Snap Sounds the Alarm
Fed Crypto Data
Microsoft Does Manufacturing
The Point: Ad spending is an economic indicator. When times get tough, cutting ad budgets is an easy way to save cash. So it's alarming that Snap adjusted its guidance just weeks after first issuing it. Wall Street took Snap's announcement as a sign that things might be rougher under the surface than they currently appear.
12% of Americans held cryptocurrency in the last year, according to the Federal Reserve's latest annual Economic Well-Being of U.S. Households survey. It's the first time the Fed has included cryptocurrency in the report.
The Point: The report also shows crypto is overwhelmingly used as an investment rather than for payments.
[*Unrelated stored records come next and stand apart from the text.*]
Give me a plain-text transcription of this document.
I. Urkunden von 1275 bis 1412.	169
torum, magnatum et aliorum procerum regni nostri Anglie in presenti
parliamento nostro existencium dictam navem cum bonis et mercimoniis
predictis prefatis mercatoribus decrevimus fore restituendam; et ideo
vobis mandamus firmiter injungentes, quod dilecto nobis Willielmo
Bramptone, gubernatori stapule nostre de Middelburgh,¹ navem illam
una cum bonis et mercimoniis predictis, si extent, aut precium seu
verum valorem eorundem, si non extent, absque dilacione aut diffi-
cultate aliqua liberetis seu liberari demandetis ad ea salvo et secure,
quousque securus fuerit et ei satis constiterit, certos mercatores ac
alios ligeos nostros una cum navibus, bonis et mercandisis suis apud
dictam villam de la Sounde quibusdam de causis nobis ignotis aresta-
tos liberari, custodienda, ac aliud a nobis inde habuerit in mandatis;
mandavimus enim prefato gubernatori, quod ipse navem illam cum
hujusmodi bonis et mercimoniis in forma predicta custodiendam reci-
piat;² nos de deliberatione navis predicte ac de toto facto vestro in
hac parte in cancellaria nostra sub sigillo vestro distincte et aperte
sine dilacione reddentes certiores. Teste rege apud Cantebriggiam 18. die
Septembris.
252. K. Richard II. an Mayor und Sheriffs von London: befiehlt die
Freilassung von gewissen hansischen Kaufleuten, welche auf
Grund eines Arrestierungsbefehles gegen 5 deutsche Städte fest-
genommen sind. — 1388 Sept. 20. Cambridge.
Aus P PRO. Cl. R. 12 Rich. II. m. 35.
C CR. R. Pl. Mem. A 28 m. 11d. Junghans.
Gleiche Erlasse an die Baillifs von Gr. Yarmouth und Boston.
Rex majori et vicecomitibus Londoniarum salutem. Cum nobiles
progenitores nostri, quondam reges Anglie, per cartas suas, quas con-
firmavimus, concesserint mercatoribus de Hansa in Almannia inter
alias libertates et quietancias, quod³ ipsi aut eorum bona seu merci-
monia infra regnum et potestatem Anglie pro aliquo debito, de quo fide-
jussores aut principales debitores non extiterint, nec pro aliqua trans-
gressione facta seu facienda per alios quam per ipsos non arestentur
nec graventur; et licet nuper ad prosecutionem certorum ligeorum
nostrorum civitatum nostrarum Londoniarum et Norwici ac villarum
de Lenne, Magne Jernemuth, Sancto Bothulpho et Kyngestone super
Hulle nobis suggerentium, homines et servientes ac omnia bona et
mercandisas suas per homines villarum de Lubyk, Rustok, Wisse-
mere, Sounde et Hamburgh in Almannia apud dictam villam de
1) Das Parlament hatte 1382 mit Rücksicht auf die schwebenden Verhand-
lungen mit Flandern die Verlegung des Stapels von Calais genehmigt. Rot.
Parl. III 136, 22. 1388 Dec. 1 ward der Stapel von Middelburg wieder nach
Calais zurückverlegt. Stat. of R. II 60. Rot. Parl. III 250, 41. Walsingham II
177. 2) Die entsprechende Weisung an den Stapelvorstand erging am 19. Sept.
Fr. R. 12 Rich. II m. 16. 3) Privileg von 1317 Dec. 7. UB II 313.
Further, nearly half of those who said they owned crypto reported annual incomes over $100,000. For reference, the median household income was $67,521 in 2020. However, 60% of those who said they used digital currencies for transactions reported making less than $50,000 per year.
There are two takeaways. First, we're still early when it comes to adoption (check out this animation from our social media team as further evidence). Second, how people use crypto depends on their economic status.
Airbnb is closing its China business. The company will remove all mainland listings by July 30th.
The Point: The vacation rental firm cited "pandemic challenges" for its decision. Airbnb only gets about 1% of its revenue from China, so it's not overly concerning from a business perspective. However, there's an emerging trend of American tech companies exiting the world's most populous country. Uber and LinkedIn have already called it quits. That's a pattern worth monitoring. China is the world's second-biggest market. Not being able to do business there severely limits a company's growth prospects.
Microsoft’s "industrial metaverse" is coming to Kawasaki factories.
The Point: In these early days, it's challenging to see practical applications for the metaverse. The temptation is to view it merely as an escape from reality. But Microsoft's deal with Kawasaki shows it can be so much more. Microsoft's HoloLens overlays data and tips on top of the real world. That can make training new workers easier and help with complex tasks like repairing a broken down assembly line. Kawasaki is just the latest company to enter Microsoft's new world. Heinz and Boeing are already putting it to use.